Blur Raster
Overview
Raster blurring is a spatial filtering technique. It smooths raster data by applying weighted averages or other statistics to neighboring cells, reducing local high-frequency noise or detail.
- For imagery, blurring reduces noise, softens texture, and creates smoother transitions.
- For DEM or elevation rasters, blurring smooths local elevation changes and reduces the influence of outliers or isolated peaks.
Use Cases
Remote sensing imagery
- Remove random noise, such as sensor noise or compression noise.
- Smooth color transitions and improve visual appearance.
- Reduce excessive texture that may interfere with classification or analysis.
DEM or elevation data
- Smooth isolated peaks or pits.
- Preprocess DEMs to provide a more stable basis for slope, curvature, and related analysis.
- Generate softer shading for terrain visualization.
Other raster data
- Meteorological or environmental data: smooth local anomalies.
- Heatmaps or statistical rasters: reduce local fluctuations and emphasize overall trends.
Parameters
| Parameter | Description | Notes |
|---|---|---|
| Input raster file | Raster file to blur | Ensure that the input has the correct spatial reference and coordinate system to avoid spatial offset or distorted results. |
| Blur method | Method used to process neighboring cells | Options include smoothing filter, Gaussian filter, and median filter. |
| Boundary mode | Controls how neighboring cell values outside the raster boundary are handled during convolution | Common modes include constant fill, reflect, mirror, nearest, and wrap. The selected mode can strongly affect edge cells. |
| Constant value | Fixed value used to fill cells outside the raster extent when Boundary mode is set to constant fill | Usually defaults to 0; set it according to the background value or analysis requirement when needed. |
| Convolution factor | Coefficient used to normalize or scale the weighted sum from the convolution kernel | For smoothing kernels, it keeps the result value range close to the input. For sharpening or edge-detection kernels, the factor is often 1 or 0 to preserve high-frequency features. |
| Output path | Target directory for the result raster | An absolute path is recommended. Ensure that the directory exists and is writable. Avoid Chinese characters and special characters in paths for better cross-platform compatibility. |
| Output file name | Full result raster file name, including extension | The extension determines the output format, such as .tif for GeoTIFF or .img for ERDAS IMG. |
Steps
-
Start the tool
Open Spatial Analysis Tools and double-click Blur Raster to start the tool pane.
-
Select the input raster file
-
Choose the blur method and boundary mode
- Blur method: select
Smoothing filter, 5 x 5. - Boundary mode: select Reflect.
Blur methods
Method Core idea Noise type Edge preservation Complexity Typical use Smoothing filter Replaces the center cell with the neighborhood mean Acceptable for Gaussian noise Poor Low Smoothing continuous data Gaussian filter Weighted mean with Gaussian weights Good for Gaussian noise Better Medium Remote-sensing denoising and edge-aware smoothing Median filter Replaces the center cell with the neighborhood median Good for salt-and-pepper noise Good Medium Removing isolated noise in remote-sensing or medical imagery - Blur method: select
-
Set constant value and convolution factor
- Constant value: enter
50. - Convolution factor: enter
1.
- Constant value: enter
-
Specify the output location
-
Run the tool
- Click Run at the bottom of the pane and wait until the task list reports that the tool has succeeded.
Notes
Kernel size and blur strength
- Larger kernels create stronger blur but lose more spatial detail.

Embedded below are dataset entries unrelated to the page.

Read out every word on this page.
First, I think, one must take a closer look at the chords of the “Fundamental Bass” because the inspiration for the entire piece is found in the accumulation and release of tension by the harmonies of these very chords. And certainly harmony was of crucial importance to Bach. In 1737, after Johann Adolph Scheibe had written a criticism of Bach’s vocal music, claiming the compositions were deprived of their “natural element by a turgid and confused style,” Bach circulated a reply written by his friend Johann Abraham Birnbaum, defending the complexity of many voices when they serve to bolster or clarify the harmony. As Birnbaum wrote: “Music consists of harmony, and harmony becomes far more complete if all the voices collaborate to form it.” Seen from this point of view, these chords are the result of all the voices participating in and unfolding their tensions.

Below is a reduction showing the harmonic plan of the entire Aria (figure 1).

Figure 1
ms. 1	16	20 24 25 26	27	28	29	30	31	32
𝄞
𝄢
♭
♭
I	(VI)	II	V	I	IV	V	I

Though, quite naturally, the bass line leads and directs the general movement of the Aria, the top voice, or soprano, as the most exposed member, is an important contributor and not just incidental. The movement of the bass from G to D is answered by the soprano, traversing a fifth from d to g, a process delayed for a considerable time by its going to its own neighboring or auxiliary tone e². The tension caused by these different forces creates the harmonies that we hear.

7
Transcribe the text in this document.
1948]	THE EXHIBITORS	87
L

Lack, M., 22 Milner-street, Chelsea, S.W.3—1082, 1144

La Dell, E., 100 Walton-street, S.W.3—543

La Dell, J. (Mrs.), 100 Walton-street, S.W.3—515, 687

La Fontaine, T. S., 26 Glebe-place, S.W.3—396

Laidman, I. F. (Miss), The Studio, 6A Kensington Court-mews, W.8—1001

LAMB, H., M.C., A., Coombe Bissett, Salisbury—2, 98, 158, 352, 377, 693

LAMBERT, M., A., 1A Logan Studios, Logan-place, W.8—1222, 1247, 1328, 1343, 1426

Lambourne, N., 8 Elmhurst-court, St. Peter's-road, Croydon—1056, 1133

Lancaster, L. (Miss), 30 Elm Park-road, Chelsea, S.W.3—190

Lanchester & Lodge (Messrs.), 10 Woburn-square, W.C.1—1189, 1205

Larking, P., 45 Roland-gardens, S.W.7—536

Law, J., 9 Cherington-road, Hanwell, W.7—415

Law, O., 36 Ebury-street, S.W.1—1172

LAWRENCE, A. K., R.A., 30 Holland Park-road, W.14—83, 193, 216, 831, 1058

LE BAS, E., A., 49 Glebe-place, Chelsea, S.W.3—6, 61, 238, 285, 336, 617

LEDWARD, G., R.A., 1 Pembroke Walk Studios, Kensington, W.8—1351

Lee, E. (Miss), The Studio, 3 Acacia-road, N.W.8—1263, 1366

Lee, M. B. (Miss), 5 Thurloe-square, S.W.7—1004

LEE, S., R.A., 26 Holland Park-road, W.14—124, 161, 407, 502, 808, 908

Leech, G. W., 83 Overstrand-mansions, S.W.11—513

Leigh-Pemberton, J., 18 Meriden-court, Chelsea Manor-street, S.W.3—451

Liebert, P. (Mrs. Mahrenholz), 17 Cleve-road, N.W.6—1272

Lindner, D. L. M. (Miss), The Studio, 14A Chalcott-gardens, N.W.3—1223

- Smaller kernels may not blur enough and may leave noise in the result.
Data type
- Suitable for continuous rasters such as imagery, elevation, and temperature.
- Not suitable for categorical rasters such as land-use classes because categories may be mixed.
- Integer rasters may need a floating-point output after blurring.
Boundary handling
- Boundary mode affects edge cells. Choose an appropriate mode to avoid abrupt edges.
Result interpretation
- Blurring reduces local variation and may hide small features.
- Excessive smoothing can introduce analysis errors or feature loss.